To develop and validate deep learning (DL) segmentation models for accurate, MRI-less amyloid PET quantification through the Centiloid scale.

Methods

In this retrospective study, two DL models (PET/CT and PET-only) were trained using 2774 18F-FBP PET/MRI scan pairs from the ADNI dataset, where synthetic CT were generated from T1w MRI and used as training data. External validation was performed on 424 PET/CT scans from the OASIS-3 dataset. The performance of the DL models was compared to the MRI-based FreeSurfer reference method and the template-based rPOP method. Statistical analyses included the calculation of mean absolute error (MAE), R-squared (R²), equivalence testing, and diagnostic accuracy for amyloid positivity (Centiloid > 20), with a focus on the 0–40 Centiloid ‘gray zone’.

Results

The PET/CT model demonstrated the highest accuracy, with a MAE of 5.79 Centiloid and a strong correlation (R² = 0.96).

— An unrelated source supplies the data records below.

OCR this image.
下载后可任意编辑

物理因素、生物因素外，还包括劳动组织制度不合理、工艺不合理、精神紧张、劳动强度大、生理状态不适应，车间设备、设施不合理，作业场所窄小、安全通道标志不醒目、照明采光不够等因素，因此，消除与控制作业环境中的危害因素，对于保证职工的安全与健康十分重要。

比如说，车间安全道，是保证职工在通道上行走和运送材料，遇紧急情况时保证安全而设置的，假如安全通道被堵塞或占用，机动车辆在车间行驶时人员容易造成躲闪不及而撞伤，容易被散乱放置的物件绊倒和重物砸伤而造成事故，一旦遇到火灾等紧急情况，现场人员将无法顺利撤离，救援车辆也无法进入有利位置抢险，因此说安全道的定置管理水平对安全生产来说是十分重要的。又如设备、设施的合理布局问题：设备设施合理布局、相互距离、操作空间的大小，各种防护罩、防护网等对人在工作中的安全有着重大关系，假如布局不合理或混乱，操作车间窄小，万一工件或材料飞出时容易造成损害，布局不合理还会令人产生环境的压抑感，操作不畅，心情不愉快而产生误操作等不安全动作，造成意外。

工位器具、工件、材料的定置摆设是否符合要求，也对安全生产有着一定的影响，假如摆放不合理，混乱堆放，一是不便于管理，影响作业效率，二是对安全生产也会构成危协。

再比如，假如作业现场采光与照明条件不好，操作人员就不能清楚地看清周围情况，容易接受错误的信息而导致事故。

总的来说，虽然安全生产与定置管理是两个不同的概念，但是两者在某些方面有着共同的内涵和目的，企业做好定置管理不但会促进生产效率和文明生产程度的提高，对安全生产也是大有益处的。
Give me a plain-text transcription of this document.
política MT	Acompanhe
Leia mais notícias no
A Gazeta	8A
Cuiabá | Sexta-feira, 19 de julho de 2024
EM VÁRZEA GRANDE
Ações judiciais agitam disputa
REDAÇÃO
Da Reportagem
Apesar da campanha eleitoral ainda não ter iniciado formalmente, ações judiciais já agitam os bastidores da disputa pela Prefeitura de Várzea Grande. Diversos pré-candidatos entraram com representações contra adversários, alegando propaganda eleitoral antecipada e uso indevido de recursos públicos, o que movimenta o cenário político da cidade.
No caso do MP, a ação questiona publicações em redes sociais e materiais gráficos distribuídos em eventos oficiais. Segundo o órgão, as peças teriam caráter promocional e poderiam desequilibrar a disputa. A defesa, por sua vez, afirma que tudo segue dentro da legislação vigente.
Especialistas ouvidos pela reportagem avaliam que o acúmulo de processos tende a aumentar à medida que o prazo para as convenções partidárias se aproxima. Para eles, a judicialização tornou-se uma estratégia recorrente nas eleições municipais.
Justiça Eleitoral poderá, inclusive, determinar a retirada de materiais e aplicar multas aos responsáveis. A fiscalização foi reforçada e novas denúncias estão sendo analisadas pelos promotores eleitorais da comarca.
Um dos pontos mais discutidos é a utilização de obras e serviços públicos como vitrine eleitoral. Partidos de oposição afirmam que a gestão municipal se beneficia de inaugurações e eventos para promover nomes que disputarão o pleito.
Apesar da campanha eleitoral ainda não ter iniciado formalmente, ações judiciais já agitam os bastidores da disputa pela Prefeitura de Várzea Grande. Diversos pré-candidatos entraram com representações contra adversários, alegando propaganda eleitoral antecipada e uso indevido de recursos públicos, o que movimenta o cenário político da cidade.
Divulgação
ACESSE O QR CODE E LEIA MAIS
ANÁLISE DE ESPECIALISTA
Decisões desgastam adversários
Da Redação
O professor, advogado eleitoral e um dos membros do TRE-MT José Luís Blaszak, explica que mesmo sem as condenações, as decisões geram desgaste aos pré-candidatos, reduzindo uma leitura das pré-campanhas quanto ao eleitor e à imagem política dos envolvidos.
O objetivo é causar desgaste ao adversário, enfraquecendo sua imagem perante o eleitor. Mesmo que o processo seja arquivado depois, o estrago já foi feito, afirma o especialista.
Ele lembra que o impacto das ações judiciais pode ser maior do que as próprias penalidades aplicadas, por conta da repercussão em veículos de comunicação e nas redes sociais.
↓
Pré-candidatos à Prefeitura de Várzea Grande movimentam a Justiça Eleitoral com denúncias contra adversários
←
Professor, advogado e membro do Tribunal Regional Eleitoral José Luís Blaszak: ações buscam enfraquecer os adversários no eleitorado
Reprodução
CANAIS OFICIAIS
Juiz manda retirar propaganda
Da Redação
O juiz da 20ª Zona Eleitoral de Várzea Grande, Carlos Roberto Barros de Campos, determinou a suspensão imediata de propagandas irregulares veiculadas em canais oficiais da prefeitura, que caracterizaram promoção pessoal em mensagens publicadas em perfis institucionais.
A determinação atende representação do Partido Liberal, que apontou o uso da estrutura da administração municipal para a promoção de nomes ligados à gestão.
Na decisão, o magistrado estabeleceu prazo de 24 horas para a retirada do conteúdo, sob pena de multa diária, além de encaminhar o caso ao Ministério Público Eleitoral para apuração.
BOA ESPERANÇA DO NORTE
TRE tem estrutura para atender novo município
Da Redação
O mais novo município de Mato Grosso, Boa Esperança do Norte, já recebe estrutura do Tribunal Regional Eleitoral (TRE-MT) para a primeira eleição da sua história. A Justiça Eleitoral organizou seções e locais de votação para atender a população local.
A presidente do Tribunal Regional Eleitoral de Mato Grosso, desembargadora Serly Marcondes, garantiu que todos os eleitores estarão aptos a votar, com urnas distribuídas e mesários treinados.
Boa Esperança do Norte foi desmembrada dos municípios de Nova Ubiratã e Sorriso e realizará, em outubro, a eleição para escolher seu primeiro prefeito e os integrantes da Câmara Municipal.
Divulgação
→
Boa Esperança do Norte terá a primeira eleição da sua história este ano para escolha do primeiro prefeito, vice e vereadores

The PET-only and rPOP methods showed higher errors with MAEs of 10.8 and 14.45 Centiloid, respectively. The PET/CT model’s Centiloid values were shown to be equivalent to the MRI-derived values within a ± 5 margin, while the PET-only and rPOP methods were not. In the Centiloid gray zone subgroup (n = 93), the PET/CT model yielded the highest diagnostic accuracy of 90.3% and agreement (Cohen’s kappa = 0.79).

Conclusion

DL models, particularly the PET/CT model trained with synthetic CT, provide accurate and robust Centiloid quantification for 18F-FBP amyloid PET, suggesting their potential as a tool for MRI-less amyloid PET quantification.